A segunda fase da 'Operação Bereré' foi batizada de 'Bônus'. Foram expedidos, pelo Tribunal de Justiça de Mato Grosso, seis mandados de prisão preventiva e cinco de busca e apreensão em Cuiabá, São Paulo (SP) e Brasília (DF). As ordens partiram do desembargador José Zuquim Nogueira.
A 'Operação Bônus' é resultado da análise dos documentos apreendidos na primeira fase da Bereré, dos depoimentos prestados no inquérito policial e colaborações premiadas. Tem como objetivo desmantelar organização criminosa instalada dentro do Detran para desvio de recursos públicos.


Operação Bereré
A ‘Bereré’ é desdobramento da colaboração premiada do ex-presidente do Departamento Estadual de Trânsito de Mato Grosso (Detran-MT), Teodoro Lopes, o “Doia". Dentre as informações prestadas por Doia, consta suposto esquema de cobrança de propina com uma empresa que prestava serviços de gravame - um registro do Detran.
 
Na primeira fase, os mandados foram cumpridos na Assembleia Legislativa de Mato Grosso e na casa de Savi e Eduardo Botelho (DEM). O ex-deputado federal Pedro Henry é alvo também. O presidente da Assembleia Legislativa de Mato Grosso, Eduardo Botelho (DEM), é outro investigado.

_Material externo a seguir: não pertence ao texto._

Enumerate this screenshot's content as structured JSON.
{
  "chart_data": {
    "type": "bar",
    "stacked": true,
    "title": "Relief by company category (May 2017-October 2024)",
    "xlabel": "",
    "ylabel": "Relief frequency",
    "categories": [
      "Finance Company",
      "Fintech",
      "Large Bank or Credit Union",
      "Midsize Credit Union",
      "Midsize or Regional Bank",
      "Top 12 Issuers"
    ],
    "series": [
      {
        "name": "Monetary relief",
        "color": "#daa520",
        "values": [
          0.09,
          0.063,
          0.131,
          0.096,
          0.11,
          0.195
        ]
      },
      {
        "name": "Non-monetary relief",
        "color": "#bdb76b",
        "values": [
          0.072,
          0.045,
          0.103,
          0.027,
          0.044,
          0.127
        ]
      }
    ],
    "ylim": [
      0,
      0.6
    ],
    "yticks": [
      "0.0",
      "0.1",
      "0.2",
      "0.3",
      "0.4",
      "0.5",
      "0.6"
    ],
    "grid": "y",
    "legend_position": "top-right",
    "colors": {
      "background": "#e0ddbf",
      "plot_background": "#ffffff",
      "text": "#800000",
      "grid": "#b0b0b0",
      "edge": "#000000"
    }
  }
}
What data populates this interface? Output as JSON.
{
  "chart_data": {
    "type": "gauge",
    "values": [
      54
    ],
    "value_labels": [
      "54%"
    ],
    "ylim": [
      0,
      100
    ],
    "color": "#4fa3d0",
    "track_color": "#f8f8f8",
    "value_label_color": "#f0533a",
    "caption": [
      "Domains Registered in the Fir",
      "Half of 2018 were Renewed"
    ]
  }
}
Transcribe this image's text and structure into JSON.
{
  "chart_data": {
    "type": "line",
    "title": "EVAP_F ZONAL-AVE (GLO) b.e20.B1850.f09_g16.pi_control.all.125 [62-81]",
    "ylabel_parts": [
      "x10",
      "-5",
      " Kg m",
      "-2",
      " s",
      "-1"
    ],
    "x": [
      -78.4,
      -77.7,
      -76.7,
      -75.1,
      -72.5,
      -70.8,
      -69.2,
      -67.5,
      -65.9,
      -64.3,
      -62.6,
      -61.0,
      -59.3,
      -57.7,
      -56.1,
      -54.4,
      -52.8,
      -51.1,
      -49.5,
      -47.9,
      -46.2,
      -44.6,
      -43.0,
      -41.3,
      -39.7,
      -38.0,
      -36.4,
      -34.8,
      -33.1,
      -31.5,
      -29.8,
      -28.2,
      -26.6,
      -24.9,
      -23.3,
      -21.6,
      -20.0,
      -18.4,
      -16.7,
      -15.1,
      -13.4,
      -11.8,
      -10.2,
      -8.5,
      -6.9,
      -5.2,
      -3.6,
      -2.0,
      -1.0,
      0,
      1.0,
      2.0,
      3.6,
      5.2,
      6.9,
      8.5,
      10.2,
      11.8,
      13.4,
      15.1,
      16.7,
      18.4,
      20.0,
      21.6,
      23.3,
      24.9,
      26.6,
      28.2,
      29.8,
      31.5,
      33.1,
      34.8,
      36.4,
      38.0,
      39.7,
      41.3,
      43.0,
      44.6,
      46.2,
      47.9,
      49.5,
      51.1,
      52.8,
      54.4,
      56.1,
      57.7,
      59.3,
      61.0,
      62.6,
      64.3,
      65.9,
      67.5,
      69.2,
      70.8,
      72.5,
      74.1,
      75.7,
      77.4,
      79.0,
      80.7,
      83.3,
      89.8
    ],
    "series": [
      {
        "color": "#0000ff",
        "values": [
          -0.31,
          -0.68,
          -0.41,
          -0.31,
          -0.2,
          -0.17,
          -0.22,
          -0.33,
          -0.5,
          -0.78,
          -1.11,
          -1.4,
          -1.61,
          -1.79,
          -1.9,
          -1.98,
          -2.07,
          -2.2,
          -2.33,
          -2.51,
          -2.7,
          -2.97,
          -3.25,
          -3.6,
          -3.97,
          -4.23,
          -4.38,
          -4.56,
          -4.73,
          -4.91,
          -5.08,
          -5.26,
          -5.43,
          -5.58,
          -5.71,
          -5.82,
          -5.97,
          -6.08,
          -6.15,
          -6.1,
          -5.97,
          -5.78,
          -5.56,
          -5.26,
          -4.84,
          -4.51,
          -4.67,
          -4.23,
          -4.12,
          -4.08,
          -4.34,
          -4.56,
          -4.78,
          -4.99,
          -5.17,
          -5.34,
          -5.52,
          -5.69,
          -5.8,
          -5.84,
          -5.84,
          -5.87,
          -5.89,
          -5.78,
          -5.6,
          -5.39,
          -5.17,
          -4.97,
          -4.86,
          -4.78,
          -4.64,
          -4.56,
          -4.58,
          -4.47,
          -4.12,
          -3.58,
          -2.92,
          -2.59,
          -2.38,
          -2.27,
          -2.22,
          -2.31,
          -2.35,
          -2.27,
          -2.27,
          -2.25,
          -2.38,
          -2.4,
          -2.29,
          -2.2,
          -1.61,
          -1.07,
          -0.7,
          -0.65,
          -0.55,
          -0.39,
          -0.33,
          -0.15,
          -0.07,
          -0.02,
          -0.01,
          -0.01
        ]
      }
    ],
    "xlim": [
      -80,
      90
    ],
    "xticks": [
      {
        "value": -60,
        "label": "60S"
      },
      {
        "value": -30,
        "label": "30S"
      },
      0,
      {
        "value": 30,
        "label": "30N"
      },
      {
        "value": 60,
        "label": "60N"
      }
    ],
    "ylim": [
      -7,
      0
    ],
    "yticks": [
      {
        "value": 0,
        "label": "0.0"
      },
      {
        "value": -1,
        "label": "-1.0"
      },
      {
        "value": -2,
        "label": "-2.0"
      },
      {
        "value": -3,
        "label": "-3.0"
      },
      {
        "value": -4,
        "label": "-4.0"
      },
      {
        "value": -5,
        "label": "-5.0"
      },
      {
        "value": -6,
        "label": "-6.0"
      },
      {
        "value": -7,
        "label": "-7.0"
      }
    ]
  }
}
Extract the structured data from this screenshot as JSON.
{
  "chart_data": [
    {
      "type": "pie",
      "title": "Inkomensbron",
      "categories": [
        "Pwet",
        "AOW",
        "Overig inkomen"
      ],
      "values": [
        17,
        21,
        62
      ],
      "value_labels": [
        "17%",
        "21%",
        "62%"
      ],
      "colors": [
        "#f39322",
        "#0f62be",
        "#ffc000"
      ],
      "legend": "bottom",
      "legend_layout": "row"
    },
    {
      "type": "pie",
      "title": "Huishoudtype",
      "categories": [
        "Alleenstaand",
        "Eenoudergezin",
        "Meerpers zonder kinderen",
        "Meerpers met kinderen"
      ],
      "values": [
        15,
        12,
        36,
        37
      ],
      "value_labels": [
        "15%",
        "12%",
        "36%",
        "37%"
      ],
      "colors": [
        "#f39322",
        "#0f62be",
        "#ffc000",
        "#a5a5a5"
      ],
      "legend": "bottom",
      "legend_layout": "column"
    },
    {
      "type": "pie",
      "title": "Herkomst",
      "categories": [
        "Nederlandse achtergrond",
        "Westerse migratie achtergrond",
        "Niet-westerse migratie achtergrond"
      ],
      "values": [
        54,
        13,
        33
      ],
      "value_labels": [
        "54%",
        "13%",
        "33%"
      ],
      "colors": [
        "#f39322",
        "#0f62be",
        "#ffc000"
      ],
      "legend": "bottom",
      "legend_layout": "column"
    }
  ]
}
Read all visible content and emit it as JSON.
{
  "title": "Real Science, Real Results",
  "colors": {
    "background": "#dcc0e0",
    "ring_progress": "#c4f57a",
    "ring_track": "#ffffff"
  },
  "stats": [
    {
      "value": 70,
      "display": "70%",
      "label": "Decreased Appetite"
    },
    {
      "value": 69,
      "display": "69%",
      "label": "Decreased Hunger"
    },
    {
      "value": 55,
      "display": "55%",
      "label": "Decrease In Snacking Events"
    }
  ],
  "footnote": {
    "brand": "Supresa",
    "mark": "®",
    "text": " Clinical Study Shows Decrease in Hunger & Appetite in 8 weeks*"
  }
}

O governador Pedro Taques (PSDB) decretou a intervenção do Estado no contrato que o Departamento Estadual de Trânsito (Detran) havia firmado com a EIG Mercados para registro dos contratos de financiamento de veículos com cláusula de alienação fiduciária, de arrendamento mercantil, de compra e venda com reserva de domínio ou de penhor no Estado.